Jugé déséquilibré par des représentants de la société civile - journalistes, ONG et syndicats - et des parlementaires français, des modifications ont été apportées au texte en trilogue. Au printemps dernier, plusieurs pétitions avaient alerté l'opinion publique sur un texte décrit comme trop favorable aux intérêts des entreprises au détriment des intérêts sociaux, environnementaux ou démocratiques. Il portait atteinte aux révélations des lanceurs d’alerte ou au travail d’enquête mené par la presse. Et il faisait peser des contraintes sur la mobilité des salariés. Le travail du trilogue a-t-il suffi à redresser la barre ?

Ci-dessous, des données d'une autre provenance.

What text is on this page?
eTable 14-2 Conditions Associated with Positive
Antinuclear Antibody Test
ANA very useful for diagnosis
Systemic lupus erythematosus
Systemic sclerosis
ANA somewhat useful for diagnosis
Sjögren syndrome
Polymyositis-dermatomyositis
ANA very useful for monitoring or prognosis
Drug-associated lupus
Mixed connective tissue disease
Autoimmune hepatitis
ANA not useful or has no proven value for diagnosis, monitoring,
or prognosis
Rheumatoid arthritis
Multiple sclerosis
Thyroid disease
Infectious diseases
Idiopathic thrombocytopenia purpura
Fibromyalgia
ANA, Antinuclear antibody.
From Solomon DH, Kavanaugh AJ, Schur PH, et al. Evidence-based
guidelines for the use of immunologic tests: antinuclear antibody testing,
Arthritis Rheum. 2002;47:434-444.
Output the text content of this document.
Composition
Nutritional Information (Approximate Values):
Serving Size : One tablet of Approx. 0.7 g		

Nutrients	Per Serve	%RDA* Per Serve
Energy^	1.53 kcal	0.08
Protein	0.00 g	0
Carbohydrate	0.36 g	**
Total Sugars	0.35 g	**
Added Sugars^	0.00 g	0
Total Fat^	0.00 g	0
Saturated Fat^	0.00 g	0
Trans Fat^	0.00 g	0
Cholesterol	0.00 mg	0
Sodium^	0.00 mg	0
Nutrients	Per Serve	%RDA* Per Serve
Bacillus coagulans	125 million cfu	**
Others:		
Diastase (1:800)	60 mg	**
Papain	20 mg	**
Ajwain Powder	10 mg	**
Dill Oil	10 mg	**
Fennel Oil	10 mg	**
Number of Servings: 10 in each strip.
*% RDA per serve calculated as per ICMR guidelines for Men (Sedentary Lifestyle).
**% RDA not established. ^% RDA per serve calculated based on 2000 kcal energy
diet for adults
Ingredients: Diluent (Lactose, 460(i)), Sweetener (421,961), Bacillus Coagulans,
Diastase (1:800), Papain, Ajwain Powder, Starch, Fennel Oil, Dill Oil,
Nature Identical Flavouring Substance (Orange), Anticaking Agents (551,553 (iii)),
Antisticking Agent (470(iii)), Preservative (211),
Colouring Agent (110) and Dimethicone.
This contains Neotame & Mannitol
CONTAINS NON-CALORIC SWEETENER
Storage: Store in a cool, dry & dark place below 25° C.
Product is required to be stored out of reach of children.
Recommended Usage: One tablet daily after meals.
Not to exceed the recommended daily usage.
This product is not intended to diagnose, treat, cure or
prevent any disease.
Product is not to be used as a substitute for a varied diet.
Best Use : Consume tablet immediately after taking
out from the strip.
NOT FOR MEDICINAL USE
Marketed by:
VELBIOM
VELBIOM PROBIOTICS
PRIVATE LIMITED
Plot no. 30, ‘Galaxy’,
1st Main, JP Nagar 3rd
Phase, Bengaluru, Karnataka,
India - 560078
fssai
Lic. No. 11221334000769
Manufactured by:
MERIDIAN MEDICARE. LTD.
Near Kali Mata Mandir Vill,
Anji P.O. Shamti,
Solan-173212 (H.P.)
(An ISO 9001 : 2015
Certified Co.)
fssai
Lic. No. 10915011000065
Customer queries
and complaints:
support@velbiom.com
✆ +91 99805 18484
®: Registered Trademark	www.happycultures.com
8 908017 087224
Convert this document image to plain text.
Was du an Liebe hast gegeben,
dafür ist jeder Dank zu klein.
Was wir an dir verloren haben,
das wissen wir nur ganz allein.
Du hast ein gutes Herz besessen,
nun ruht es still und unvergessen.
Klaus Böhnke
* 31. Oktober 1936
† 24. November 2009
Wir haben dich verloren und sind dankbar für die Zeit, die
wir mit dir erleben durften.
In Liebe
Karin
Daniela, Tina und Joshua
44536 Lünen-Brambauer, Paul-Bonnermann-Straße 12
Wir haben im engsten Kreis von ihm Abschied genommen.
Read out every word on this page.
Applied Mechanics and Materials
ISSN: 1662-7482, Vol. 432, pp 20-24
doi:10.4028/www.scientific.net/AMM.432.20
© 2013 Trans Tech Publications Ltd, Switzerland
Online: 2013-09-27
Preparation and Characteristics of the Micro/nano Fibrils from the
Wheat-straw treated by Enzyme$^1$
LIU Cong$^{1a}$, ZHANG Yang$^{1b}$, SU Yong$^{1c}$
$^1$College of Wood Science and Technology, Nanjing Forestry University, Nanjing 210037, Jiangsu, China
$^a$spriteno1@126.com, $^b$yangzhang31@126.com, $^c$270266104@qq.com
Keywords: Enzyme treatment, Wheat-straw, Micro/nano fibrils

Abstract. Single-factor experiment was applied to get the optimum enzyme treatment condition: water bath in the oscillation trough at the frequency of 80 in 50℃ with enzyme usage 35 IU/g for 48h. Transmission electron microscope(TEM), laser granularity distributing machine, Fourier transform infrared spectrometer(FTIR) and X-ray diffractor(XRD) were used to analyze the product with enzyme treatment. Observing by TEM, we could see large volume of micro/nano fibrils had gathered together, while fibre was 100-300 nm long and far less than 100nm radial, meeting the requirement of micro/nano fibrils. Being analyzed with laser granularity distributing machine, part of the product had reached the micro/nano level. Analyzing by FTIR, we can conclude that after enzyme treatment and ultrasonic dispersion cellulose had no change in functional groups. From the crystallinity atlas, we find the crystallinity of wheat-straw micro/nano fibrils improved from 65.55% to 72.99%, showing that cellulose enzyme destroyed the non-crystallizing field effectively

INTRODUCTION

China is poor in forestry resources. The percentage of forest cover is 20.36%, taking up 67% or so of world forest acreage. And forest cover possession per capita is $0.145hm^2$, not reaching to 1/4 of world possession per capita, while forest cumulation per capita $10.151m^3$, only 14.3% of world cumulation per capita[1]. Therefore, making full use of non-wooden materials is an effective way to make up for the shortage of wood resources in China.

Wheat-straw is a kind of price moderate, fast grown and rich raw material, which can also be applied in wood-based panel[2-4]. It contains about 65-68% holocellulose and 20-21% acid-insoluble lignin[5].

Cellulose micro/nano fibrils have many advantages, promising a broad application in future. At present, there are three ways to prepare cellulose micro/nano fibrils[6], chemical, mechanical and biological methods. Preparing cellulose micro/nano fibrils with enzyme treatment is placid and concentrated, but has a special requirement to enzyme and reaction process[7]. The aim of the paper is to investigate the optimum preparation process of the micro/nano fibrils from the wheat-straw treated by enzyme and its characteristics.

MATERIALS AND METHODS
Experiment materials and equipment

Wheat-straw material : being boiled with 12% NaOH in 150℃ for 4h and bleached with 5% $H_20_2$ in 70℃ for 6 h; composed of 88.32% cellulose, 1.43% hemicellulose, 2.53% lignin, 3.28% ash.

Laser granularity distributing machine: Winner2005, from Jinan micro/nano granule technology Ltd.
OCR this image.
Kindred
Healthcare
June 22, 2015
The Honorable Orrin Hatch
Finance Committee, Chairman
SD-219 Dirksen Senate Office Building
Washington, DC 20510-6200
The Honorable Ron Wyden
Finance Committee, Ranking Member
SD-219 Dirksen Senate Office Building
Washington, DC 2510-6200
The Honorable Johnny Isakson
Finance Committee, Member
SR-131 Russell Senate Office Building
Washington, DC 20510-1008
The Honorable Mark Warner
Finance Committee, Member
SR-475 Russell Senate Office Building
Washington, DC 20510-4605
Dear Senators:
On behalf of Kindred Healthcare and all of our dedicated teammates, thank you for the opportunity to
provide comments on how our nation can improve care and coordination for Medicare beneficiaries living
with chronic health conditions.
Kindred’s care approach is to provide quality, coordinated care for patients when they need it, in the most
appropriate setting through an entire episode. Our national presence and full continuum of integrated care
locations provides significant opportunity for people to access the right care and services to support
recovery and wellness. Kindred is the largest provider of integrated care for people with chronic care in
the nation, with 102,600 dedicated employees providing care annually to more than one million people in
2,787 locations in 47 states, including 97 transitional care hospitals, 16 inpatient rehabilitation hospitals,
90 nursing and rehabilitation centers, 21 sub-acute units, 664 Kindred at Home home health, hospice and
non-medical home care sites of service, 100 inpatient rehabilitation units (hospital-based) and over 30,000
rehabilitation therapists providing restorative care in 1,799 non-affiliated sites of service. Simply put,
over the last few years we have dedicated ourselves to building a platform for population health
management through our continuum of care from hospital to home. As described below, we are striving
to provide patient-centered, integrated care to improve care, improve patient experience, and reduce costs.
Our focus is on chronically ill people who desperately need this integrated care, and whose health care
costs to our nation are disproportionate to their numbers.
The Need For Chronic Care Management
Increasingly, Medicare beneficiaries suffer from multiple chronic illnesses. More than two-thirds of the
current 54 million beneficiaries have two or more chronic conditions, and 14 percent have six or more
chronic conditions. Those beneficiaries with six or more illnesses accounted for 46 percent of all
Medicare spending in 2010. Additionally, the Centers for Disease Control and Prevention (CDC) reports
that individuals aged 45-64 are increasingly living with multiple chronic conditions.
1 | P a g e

Comme initialement proposé par la Commission européenne, le texte conserve une définition large de ce que constitue un secret d’affaires, par référence à l’accord ADPIC (aspects des droits de propriété intellectuelle) de l’OMC du 15 avril 1994. Pourra constituer un secret protégé : une information secrète, qui a une valeur commerciale du fait de ce caractère secret, et qui a fait l’objet de dispositions raisonnables pour être gardée secrète par la personne la détenant. Tout un ensemble de savoir-faire et de connaissances techniques et commerciales pourront donc bénéficier du nouveau statut créé par le droit de l’UE : tant des innovations marketing, que des formules chimiques, des marques, des informations commerciales, des procédés de commercialisation, de fabrication, ou des techniques de montages de produits, etc.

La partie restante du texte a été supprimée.